LoanDepot is a direct mortgage lender, meaning the company itself provides the funds at closing rather than simply serving as a middleman, farming the loan out to a third-party. There is one fewer person that has to be paid, which often translates to a better deal. Along with its competitive rates, loanDepot offers the ability to obtain a rate quote on its website in seconds. The company employs a no-steering policy, prohibiting its loan offers from trying to talk borrowers into a different type of loan to earn a bigger commission check. The company is rated A-plus by the Better Business Bureau, as of July 2019.
In an era when red tape and bureaucracy have stretched the mortgage process longer than most consumers feel is necessary, fast closings are a big selling point for loanDepot. Moreover, the company's "no steering" policy promises that no loan officer will ever try to steer you into a different loan than the one you want in order to earn a higher commission. Even if you have had some hard times or slip-ups with your bills in recent years, a mortgage from loanDepot may not be out of reach: The company offers approvals to customers with credit scores as low as 580.
The Bottom Line
Identifying the biggest mortgage companies is easy, but who are the best mortgage companies? That depends, somewhat, on how a potential homeowner likes to operate.

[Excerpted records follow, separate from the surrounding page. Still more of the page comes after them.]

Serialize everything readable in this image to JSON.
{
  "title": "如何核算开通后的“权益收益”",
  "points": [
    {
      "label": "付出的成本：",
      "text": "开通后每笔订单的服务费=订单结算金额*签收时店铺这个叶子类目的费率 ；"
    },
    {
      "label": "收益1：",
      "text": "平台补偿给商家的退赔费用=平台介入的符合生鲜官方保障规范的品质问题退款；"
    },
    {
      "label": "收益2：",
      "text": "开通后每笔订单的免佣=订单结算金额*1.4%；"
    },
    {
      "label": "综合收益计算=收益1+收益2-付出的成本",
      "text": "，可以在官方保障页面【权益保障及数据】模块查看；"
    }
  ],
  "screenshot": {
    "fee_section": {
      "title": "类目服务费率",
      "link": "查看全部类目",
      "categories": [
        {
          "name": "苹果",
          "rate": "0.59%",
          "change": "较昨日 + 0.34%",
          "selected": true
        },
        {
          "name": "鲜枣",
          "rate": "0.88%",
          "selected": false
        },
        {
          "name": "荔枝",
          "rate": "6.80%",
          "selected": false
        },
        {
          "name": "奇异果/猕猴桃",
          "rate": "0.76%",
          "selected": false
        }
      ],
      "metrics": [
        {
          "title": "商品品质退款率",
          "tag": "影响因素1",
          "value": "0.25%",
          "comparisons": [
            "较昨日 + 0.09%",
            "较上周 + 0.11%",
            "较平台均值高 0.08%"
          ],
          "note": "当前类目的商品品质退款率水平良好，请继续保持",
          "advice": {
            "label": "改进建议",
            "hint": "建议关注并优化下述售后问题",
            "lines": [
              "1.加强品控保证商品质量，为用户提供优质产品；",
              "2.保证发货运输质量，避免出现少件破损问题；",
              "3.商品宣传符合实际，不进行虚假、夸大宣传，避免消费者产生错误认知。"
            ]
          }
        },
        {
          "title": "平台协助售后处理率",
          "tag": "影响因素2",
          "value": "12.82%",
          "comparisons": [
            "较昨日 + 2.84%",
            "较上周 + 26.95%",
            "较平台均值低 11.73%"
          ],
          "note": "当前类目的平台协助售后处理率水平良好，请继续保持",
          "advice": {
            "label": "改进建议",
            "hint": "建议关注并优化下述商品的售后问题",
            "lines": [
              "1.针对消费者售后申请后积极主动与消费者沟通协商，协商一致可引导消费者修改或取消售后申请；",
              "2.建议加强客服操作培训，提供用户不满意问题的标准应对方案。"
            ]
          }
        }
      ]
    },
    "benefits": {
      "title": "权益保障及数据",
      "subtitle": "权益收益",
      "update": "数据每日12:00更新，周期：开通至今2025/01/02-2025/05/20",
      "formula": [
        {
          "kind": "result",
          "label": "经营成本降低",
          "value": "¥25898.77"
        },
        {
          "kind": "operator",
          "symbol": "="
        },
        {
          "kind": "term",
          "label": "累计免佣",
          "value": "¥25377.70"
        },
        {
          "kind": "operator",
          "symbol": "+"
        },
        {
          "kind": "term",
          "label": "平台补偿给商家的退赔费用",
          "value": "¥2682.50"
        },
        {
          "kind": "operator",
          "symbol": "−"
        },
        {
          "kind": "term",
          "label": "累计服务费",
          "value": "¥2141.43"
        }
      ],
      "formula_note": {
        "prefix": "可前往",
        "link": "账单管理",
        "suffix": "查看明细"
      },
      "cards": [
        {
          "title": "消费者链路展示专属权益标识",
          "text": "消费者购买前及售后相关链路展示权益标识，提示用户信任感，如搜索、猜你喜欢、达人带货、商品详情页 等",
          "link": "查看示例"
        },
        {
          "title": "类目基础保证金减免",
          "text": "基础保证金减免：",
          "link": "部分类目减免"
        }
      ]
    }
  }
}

Many people prefer to go through the mortgage process in person, rather than by phone or over the internet. For some, it may be easier to ask questions when they are face to face with a lender—plus it may mean more personalized service.
If that sounds like you, a good place to start is your local bank where you already have accounts. The people there already know you and value your business—both of which can help speed up the process and ensure you won’t be left high and dry days before closing.